Just thinking out loud, I post this mainly to alert fellow suburbanites to 
keep their eyes peeled.  
 
Yesterday morning, still in my robe, I went out to fill the feeders.  As I 
wrestled with one, trying not to spill a scoop of sunflower with one hand 
while not getting snow on my slippers with the other, I realized there was 
a sparrow perched on a tube feeder about 15 or 20 feet from me.  Pale 
yellowish, with streaks down the sides of the breast, streaks that were so 
defined they looked to have been drawn with a pen, very much unlike the 
smeared streaks of, say, a song sparrow.  Thicker and lower than  
Lincoln's, though.   A darkish crown, and.....
 
0.9 seconds later, it flew, already wary of me moving before I spotted it.  

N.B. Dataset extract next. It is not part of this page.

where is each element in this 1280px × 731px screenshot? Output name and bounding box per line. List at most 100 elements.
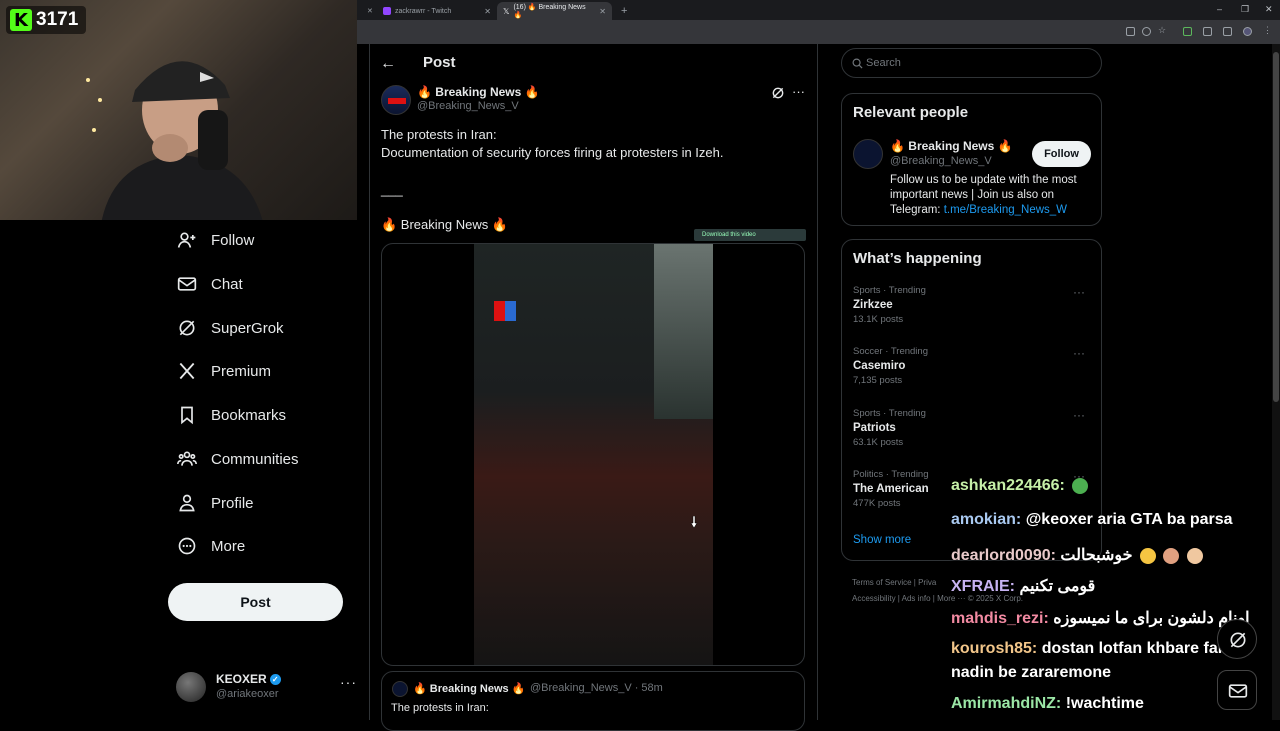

Could it, I wonder, have been a LeConte's?  I'm not familiar with the bird, 
and my look at it was far to brief to make a claim.  I've had my nose 
pressed to the glass for 24 hours, hoping for it's return, but to no 
avail.  It seems to have moved on, if it's ignored the obvious feeding 
activity that's gone on here since.
 
I settled for 2 White-breasted and 2 Red-breasted Nuthatches, 1 Brown 
Creeper, 2 Chickadees, 1 pair Downys, 1 pair Flickers, a half dozen Juncos 
including a couple of newly-arrived Pink-sided, one exciting attack on 
House Sparrows by an adult Cooper's Hawk, and some noisy crows.  Fingers 
crossed for a longer look at that sparrow.